No dia 2 dezembro de 1929, A Savage of Scribner´s Publishing House enviou para Machen uma cópia da obra de Emil Brunner intitulada The Theology of Crisis. O objetivo da editora era uma recomendação e/ou conselho de um representante da ala conservadora (HART, 1991, p. 189). A resposta de Machen a Scribner “tornou-se sua resposta típica quando o assunto era neo-ortodoxia; disse que não entendia a teologia da crise como um retorno ao cristianismo evangélico, mas seu conhecimento limitado o impedia de um julgamento final” (HART, 1991, p. 189).

Um ano antes, em um artigo escrito em 23 de abril para um pequeno grupo de ministros, Machen demonstra muito cuidado em tomar uma posição para o movimento que estava surgindo – a teologia da crise. Em várias partes do documento Machen revela suas limitações. Ele diz que tem “poucas palavras” (MACHEN, 1991, p. 197) e que tem dificuldade de “explicar o que não entende” (MACHEN, 1991, p. 200).

Para Machen, em alguns assuntos como: o homem perdido no pecado e a graça de Deus como um dom de Jesus Cristo seu filho, a teologia da crise “soa como John Bunyan, João Calvino, o Catecismo Menor e a Fé Reformada” (MACHEN, 1991, p. 200). No entanto, apesar de todo cuidado para com assuntos não completamente compreendidos, Machen é firme em declarar que:

Eles [Barth, Brunner e seus associados] diferem, eu penso (se pudermos ignorar detalhes e irmos imediatamente ao centro das coisas) – eles diferem na sua epistemologia, diferem em sua atitude para com simples informação histórica que a Bíblia contém (MACHEN, 1991, p. 201).

Para Machen, Barth “tenta fazer a fé cristã independente das descobertas da história científica quanto a vida de Cristo” (MACHEN, 1991, p. 203). E ainda, “A atitude de Barth e seus associados no tocante ao criticismo histórico constitui uma fraqueza mortal da escola” (MACHEN, 1991, p. 204).

A despeito de sua reconhecida limitação julgamento, o grande incômodo para Machen está na estranha indiferença de Barth a questões de criticismo literário e histórico no tocante a Jesus Cristo. Essa indiferença era tamanha que até mesmo Bultmanm, com seu ceticismo extremo na esfera histórica, pode aparentemente ser considerado um membro da escola barthiana uma vez que era um dos contribuidores do jornal Zwischen den Zeiten (MACHEN, 1991, p. 204).

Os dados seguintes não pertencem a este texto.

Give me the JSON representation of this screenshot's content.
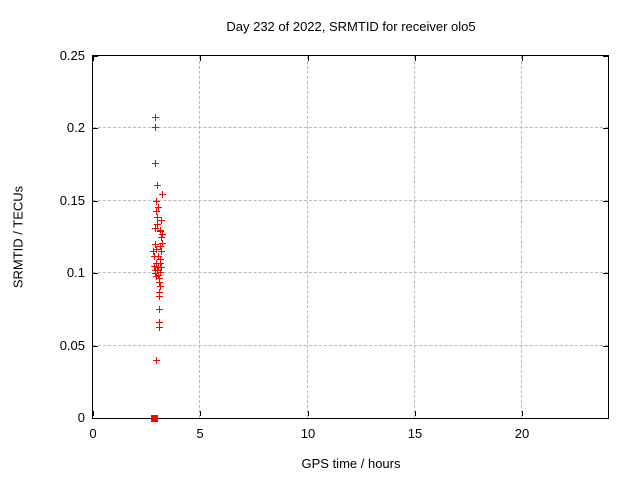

“A reação inicial de Machen ao barthianismo sugere que ele considerou a neortodoxia, em suas variações tanto na América quanto na Europa, como uma extensão do Liberalismo protestante ao invés de um repúdio” (HART, 1991, p. 193). Ambas as escolas tinham problemas quanto à historicidade do cristianismo. Na primeira, a negação do sobrenatural não permitia uma “leitura completa” do registro dos Evangelhos fragmentando-os na busca do Jesus histórico. Na segunda, as doutrinas basilares como Trindade, fé, pecado e redenção em Jesus eram fruto de uma leitura descompromissada e indiferente da história. Na primeira, o Evangelho era julgado pela crítica história naturalista; na segunda, a história era desvalorizada pelo subjetivismo decorrente do seu conceito deturpado de revelação. Ambas eram ameaças ao verdadeiro cristianismo, pois tinham negligenciado um elemento essencial – sua historicidade.

5 O CRITICISMO HISTÓRICO.

Segundo Eta Linnemann, “Para a teologia histórico-crítica, a razão crítica decide o que é e o que não pode ser realidade na bíblia; e essa decisão é feita na base da experiência diária acessível a cada pessoa” (LINNEMANN, 2009, 101-102). Em outras palavras, “Aquilo que é espiritual é julgado segundo critérios da carne” (LINNEMANN, 2009, p. 102). Certamente partindo desse pressuposto, nunca chegaremos a conclusões de cunho sobrenatural. Pois, como bem colocou Augustus Nicodemus: “É sabido e reconhecido, nas mais diversas áreas do conhecimento, que a escolha de um método já determina, por antecipação, a extensão e o tipo de resultados da pesquisa” (LOPES, 2005, p. 136).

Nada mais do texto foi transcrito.